Author: Luis Blanquez

Luis Blanquez is an antitrust attorney at Bona Law with fifteen years of competition experience in different jurisdictions within the European Union such as Spain, France, Belgium and the UK. 

You can read our article about the elements for monopolization under U.S. antitrust law here. We also wrote about monopolization on the Bona Law website.

Article 102 TFUE

In the European Union, the Directorate General for Competition of the European Commission (“the Commission”) together with the national competition authorities, directly enforces EU competition rules, Articles 101-109 of the Treaty on the Functioning of the European Union (TFEU).

Article 102 TFEU prohibits abusive conduct by companies that have a dominant position in a particular market.

Here is the language:

Any abuse by one or more undertakings of a dominant position within the internal market or in a substantial part of it shall be prohibited as incompatible with the internal market in so far as it may affect trade between Member States. Such abuse may, in particular, consist in: (a) directly or indirectly imposing unfair purchase or selling prices or other unfair trading conditions; (b) limiting production, markets or technical development to the prejudice of  consumers; (c) applying  dissimilar  conditions  to  equivalent  transactions  with  other  trading parties, thereby placing them at a competitive disadvantage; (d) making the conclusion of contracts subject to acceptance by the other parties of supplementary obligations which, by their nature or according to  commercial usage, have no connection with the subject of such contracts.
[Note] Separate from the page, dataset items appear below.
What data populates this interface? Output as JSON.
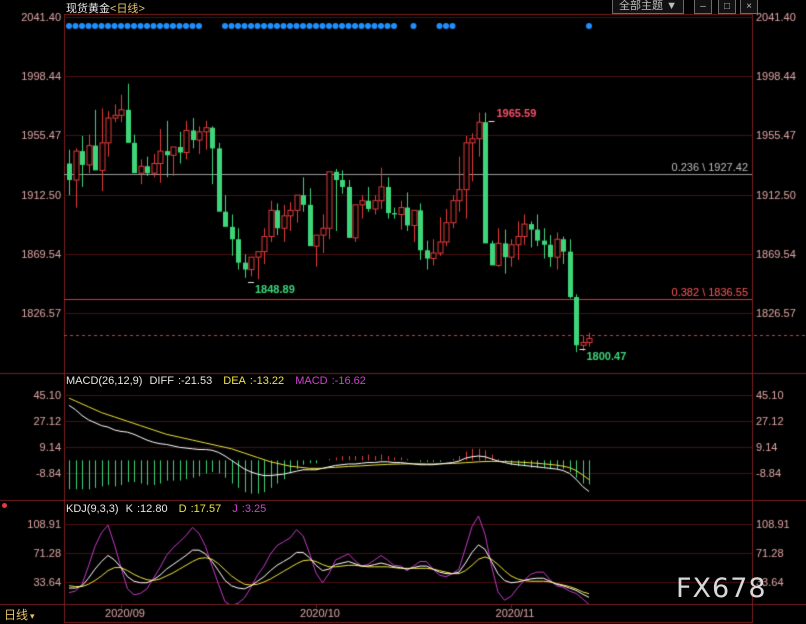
{
  "header": {
    "symbol": "现货黄金",
    "period": "日线",
    "theme_button": "全部主题",
    "theme_caret": "▼",
    "win_min": "–",
    "win_close": "×"
  },
  "bottom": {
    "period_tab": "日线",
    "caret": "▾"
  },
  "watermark": "FX678",
  "colors": {
    "up": "#e23b3b",
    "down": "#3ed67a",
    "grid": "#4a0f0f",
    "axis_text": "#e0a6a6",
    "diff": "#ffffff",
    "dea": "#f0e33a",
    "macd_lbl": "#d041d0",
    "dot": "#1e90ff"
  },
  "chart_data": [
    {
      "type": "candlestick",
      "title": "现货黄金 日线",
      "ylim": [
        1783.6,
        2041.4
      ],
      "yticks": [
        "2041.40",
        "1998.44",
        "1955.47",
        "1912.50",
        "1869.54",
        "1826.57"
      ],
      "xticks": [
        {
          "i": 8,
          "label": "2020/09"
        },
        {
          "i": 38,
          "label": "2020/10"
        },
        {
          "i": 68,
          "label": "2020/11"
        }
      ],
      "candles": [
        [
          1935,
          1945,
          1912,
          1923
        ],
        [
          1923,
          1946,
          1903,
          1944
        ],
        [
          1944,
          1955,
          1918,
          1934
        ],
        [
          1934,
          1956,
          1928,
          1948
        ],
        [
          1948,
          1974,
          1932,
          1930
        ],
        [
          1930,
          1975,
          1915,
          1950
        ],
        [
          1950,
          1973,
          1940,
          1968
        ],
        [
          1968,
          1978,
          1965,
          1970
        ],
        [
          1970,
          1985,
          1965,
          1974
        ],
        [
          1974,
          1993,
          1965,
          1950
        ],
        [
          1950,
          1956,
          1936,
          1928
        ],
        [
          1928,
          1938,
          1920,
          1933
        ],
        [
          1933,
          1940,
          1926,
          1928
        ],
        [
          1928,
          1942,
          1925,
          1935
        ],
        [
          1935,
          1960,
          1921,
          1944
        ],
        [
          1944,
          1966,
          1925,
          1941
        ],
        [
          1941,
          1946,
          1926,
          1947
        ],
        [
          1947,
          1958,
          1935,
          1943
        ],
        [
          1943,
          1966,
          1938,
          1959
        ],
        [
          1959,
          1968,
          1946,
          1952
        ],
        [
          1952,
          1962,
          1942,
          1958
        ],
        [
          1958,
          1966,
          1945,
          1961
        ],
        [
          1961,
          1962,
          1920,
          1946
        ],
        [
          1946,
          1950,
          1908,
          1900
        ],
        [
          1900,
          1912,
          1893,
          1889
        ],
        [
          1889,
          1898,
          1868,
          1880
        ],
        [
          1880,
          1888,
          1858,
          1863
        ],
        [
          1863,
          1869,
          1852,
          1858
        ],
        [
          1858,
          1867,
          1853,
          1867
        ],
        [
          1867,
          1869,
          1851,
          1871
        ],
        [
          1871,
          1888,
          1862,
          1882
        ],
        [
          1882,
          1908,
          1878,
          1901
        ],
        [
          1901,
          1906,
          1883,
          1888
        ],
        [
          1888,
          1905,
          1878,
          1897
        ],
        [
          1897,
          1907,
          1886,
          1901
        ],
        [
          1901,
          1912,
          1892,
          1912
        ],
        [
          1912,
          1925,
          1900,
          1905
        ],
        [
          1905,
          1917,
          1890,
          1875
        ],
        [
          1875,
          1882,
          1860,
          1883
        ],
        [
          1883,
          1898,
          1870,
          1888
        ],
        [
          1888,
          1923,
          1880,
          1929
        ],
        [
          1929,
          1931,
          1886,
          1923
        ],
        [
          1923,
          1930,
          1913,
          1918
        ],
        [
          1918,
          1923,
          1883,
          1881
        ],
        [
          1881,
          1905,
          1878,
          1905
        ],
        [
          1905,
          1912,
          1895,
          1908
        ],
        [
          1908,
          1918,
          1900,
          1902
        ],
        [
          1902,
          1912,
          1898,
          1908
        ],
        [
          1908,
          1932,
          1902,
          1918
        ],
        [
          1918,
          1925,
          1895,
          1899
        ],
        [
          1899,
          1903,
          1895,
          1898
        ],
        [
          1898,
          1908,
          1887,
          1903
        ],
        [
          1903,
          1914,
          1886,
          1890
        ],
        [
          1890,
          1899,
          1878,
          1901
        ],
        [
          1901,
          1906,
          1865,
          1872
        ],
        [
          1872,
          1879,
          1858,
          1866
        ],
        [
          1866,
          1880,
          1861,
          1870
        ],
        [
          1870,
          1896,
          1868,
          1878
        ],
        [
          1878,
          1902,
          1875,
          1892
        ],
        [
          1892,
          1912,
          1888,
          1908
        ],
        [
          1908,
          1940,
          1900,
          1916
        ],
        [
          1916,
          1955,
          1895,
          1950
        ],
        [
          1950,
          1957,
          1922,
          1953
        ],
        [
          1953,
          1972,
          1940,
          1965
        ],
        [
          1965,
          1972,
          1908,
          1877
        ],
        [
          1877,
          1879,
          1866,
          1861
        ],
        [
          1861,
          1888,
          1860,
          1877
        ],
        [
          1877,
          1887,
          1855,
          1867
        ],
        [
          1867,
          1880,
          1860,
          1876
        ],
        [
          1876,
          1893,
          1865,
          1882
        ],
        [
          1882,
          1898,
          1876,
          1891
        ],
        [
          1891,
          1893,
          1874,
          1887
        ],
        [
          1887,
          1898,
          1875,
          1879
        ],
        [
          1879,
          1888,
          1866,
          1876
        ],
        [
          1876,
          1883,
          1860,
          1867
        ],
        [
          1867,
          1885,
          1858,
          1880
        ],
        [
          1880,
          1882,
          1862,
          1871
        ],
        [
          1871,
          1880,
          1837,
          1838
        ],
        [
          1838,
          1840,
          1798,
          1803
        ],
        [
          1803,
          1810,
          1799,
          1805
        ],
        [
          1805,
          1812,
          1802,
          1808
        ]
      ],
      "hlines": [
        {
          "value": 1927.42,
          "label": "0.236 \\ 1927.42"
        },
        {
          "value": 1836.55,
          "label": "0.382 \\ 1836.55"
        },
        {
          "value": 1810.5,
          "label": ""
        }
      ],
      "annotations": [
        {
          "i": 65,
          "value": 1965.59,
          "label": "1965.59",
          "kind": "high"
        },
        {
          "i": 28,
          "value": 1848.89,
          "label": "1848.89",
          "kind": "low"
        },
        {
          "i": 79,
          "value": 1800.47,
          "label": "1800.47",
          "kind": "low"
        }
      ],
      "signal_dots": [
        0,
        1,
        2,
        3,
        4,
        5,
        6,
        7,
        8,
        9,
        10,
        11,
        12,
        13,
        14,
        15,
        16,
        17,
        18,
        19,
        20,
        24,
        25,
        26,
        27,
        28,
        29,
        30,
        31,
        32,
        33,
        34,
        35,
        36,
        37,
        38,
        39,
        40,
        41,
        42,
        43,
        44,
        45,
        46,
        47,
        48,
        49,
        50,
        53,
        57,
        58,
        59,
        80
      ]
    },
    {
      "type": "bar",
      "title": "MACD(26,12,9)",
      "legend": [
        {
          "name": "DIFF",
          "value": "-21.53"
        },
        {
          "name": "DEA",
          "value": "-13.22"
        },
        {
          "name": "MACD",
          "value": "-16.62"
        }
      ],
      "yticks": [
        "45.10",
        "27.12",
        "9.14",
        "-8.84"
      ],
      "ylim": [
        -26.0,
        50.0
      ],
      "diff": [
        38.0,
        35.0,
        31.0,
        28.0,
        26.0,
        24.0,
        23.0,
        21.0,
        20.0,
        19.5,
        18.0,
        16.0,
        14.0,
        12.5,
        11.5,
        11.0,
        10.0,
        9.0,
        8.5,
        8.0,
        7.5,
        7.5,
        7.0,
        5.5,
        3.0,
        0.0,
        -3.0,
        -6.0,
        -8.0,
        -9.5,
        -10.5,
        -10.5,
        -10.0,
        -9.5,
        -8.5,
        -7.5,
        -6.5,
        -6.5,
        -6.5,
        -5.5,
        -4.5,
        -3.5,
        -3.0,
        -2.5,
        -2.5,
        -2.0,
        -1.5,
        -1.5,
        -1.0,
        -1.0,
        -1.5,
        -1.5,
        -2.0,
        -2.5,
        -3.0,
        -3.0,
        -3.0,
        -2.5,
        -2.0,
        -1.5,
        -0.5,
        1.5,
        2.5,
        3.0,
        2.5,
        1.0,
        -0.5,
        -1.5,
        -2.5,
        -3.0,
        -3.5,
        -4.0,
        -4.5,
        -5.0,
        -5.5,
        -6.0,
        -7.0,
        -9.0,
        -13.0,
        -18.0,
        -21.53
      ],
      "dea": [
        43.0,
        41.0,
        39.0,
        37.0,
        35.0,
        33.0,
        31.5,
        30.0,
        28.5,
        27.0,
        25.5,
        24.0,
        22.5,
        21.0,
        19.5,
        18.0,
        17.0,
        16.0,
        15.0,
        14.0,
        13.0,
        12.0,
        11.0,
        10.0,
        9.0,
        8.0,
        6.5,
        5.0,
        3.5,
        2.0,
        0.5,
        -1.0,
        -2.0,
        -3.0,
        -4.0,
        -4.5,
        -5.0,
        -5.5,
        -5.5,
        -5.5,
        -5.0,
        -4.8,
        -4.5,
        -4.2,
        -4.0,
        -3.8,
        -3.5,
        -3.2,
        -3.0,
        -2.8,
        -2.6,
        -2.5,
        -2.4,
        -2.4,
        -2.4,
        -2.5,
        -2.5,
        -2.4,
        -2.3,
        -2.1,
        -1.9,
        -1.6,
        -1.3,
        -1.0,
        -0.8,
        -0.7,
        -0.7,
        -0.8,
        -1.0,
        -1.2,
        -1.4,
        -1.7,
        -2.0,
        -2.4,
        -2.8,
        -3.3,
        -4.0,
        -5.0,
        -7.0,
        -10.0,
        -13.22
      ],
      "macd": [
        -20,
        -20,
        -20,
        -20,
        -19,
        -18,
        -17,
        -18,
        -17,
        -15,
        -15,
        -16,
        -17,
        -17,
        -16,
        -14,
        -14,
        -14,
        -13,
        -12,
        -11,
        -9,
        -8,
        -9,
        -12,
        -16,
        -19,
        -22,
        -23,
        -23,
        -22,
        -19,
        -16,
        -13,
        -9,
        -6,
        -3,
        -2,
        -2,
        0,
        1,
        2,
        3,
        3,
        3,
        3,
        4,
        3,
        4,
        3,
        2,
        2,
        1,
        0,
        -1,
        -1,
        -1,
        -1,
        0,
        1,
        3,
        6,
        8,
        8,
        7,
        4,
        1,
        -1,
        -3,
        -4,
        -4,
        -5,
        -5,
        -5,
        -6,
        -6,
        -6,
        -8,
        -12,
        -16,
        -16.62
      ]
    },
    {
      "type": "line",
      "title": "KDJ(9,3,3)",
      "legend": [
        {
          "name": "K",
          "value": "12.80"
        },
        {
          "name": "D",
          "value": "17.57"
        },
        {
          "name": "J",
          "value": "3.25"
        }
      ],
      "yticks": [
        "108.91",
        "71.28",
        "33.64"
      ],
      "ylim": [
        4.0,
        120.0
      ],
      "k": [
        25,
        25,
        28,
        38,
        50,
        60,
        68,
        62,
        52,
        40,
        34,
        32,
        32,
        36,
        42,
        50,
        56,
        62,
        68,
        75,
        75,
        70,
        60,
        48,
        35,
        28,
        25,
        24,
        28,
        34,
        40,
        48,
        55,
        60,
        65,
        72,
        72,
        65,
        55,
        48,
        50,
        56,
        58,
        60,
        57,
        54,
        54,
        56,
        58,
        56,
        53,
        52,
        50,
        52,
        54,
        54,
        50,
        46,
        44,
        44,
        46,
        58,
        72,
        82,
        76,
        60,
        44,
        35,
        32,
        33,
        35,
        37,
        38,
        38,
        34,
        30,
        28,
        25,
        22,
        17,
        12.8
      ],
      "d": [
        28,
        27,
        27,
        30,
        35,
        41,
        48,
        52,
        52,
        48,
        43,
        39,
        36,
        35,
        37,
        41,
        45,
        50,
        55,
        60,
        64,
        65,
        63,
        57,
        49,
        41,
        35,
        30,
        29,
        30,
        33,
        37,
        42,
        47,
        52,
        57,
        61,
        62,
        60,
        56,
        53,
        53,
        54,
        55,
        55,
        54,
        53,
        53,
        53,
        53,
        52,
        51,
        51,
        51,
        51,
        51,
        50,
        48,
        46,
        44,
        44,
        48,
        55,
        63,
        66,
        63,
        56,
        48,
        41,
        37,
        35,
        34,
        34,
        34,
        33,
        31,
        29,
        27,
        24,
        20,
        17.57
      ],
      "j": [
        19,
        21,
        30,
        54,
        80,
        98,
        108,
        82,
        52,
        24,
        16,
        18,
        24,
        38,
        52,
        68,
        78,
        86,
        94,
        105,
        97,
        80,
        54,
        30,
        7,
        2,
        5,
        12,
        26,
        42,
        54,
        70,
        81,
        86,
        91,
        102,
        94,
        71,
        45,
        32,
        44,
        62,
        66,
        70,
        61,
        54,
        56,
        62,
        68,
        62,
        55,
        54,
        48,
        54,
        60,
        60,
        50,
        42,
        40,
        44,
        50,
        78,
        106,
        120,
        96,
        54,
        20,
        9,
        14,
        25,
        35,
        43,
        46,
        46,
        36,
        28,
        26,
        21,
        18,
        11,
        3.25
      ]
    }
  ]
}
First, article 102 TFEU applies to “undertakings,” which is defined by EU case law as including every entity engaged in an economic activity, regardless of the legal status of the entity and the way in which it is financed. (C-41/90 Höfner and Elsner v Macrotron [1991] ECR I-1979).

Natural persons, legal persons, and even states are included in the interpretation of undertakings. (So, as in the United States, governments in Europe might violate the competition laws).

Second, to qualify as an undertaking, the entity must be also engaged in an economic activity, i.e. offering goods and/or services within a relevant market.

Third, to fit within Article 102 TFUE’s prohibition, the conduct must have a minimum level of cross-border effect between member states within the EU.

The concept of dominance under EU antitrust rules

As explained above, article 102 TFEU prohibits abusive conduct by companies that have a dominant position in a particular market.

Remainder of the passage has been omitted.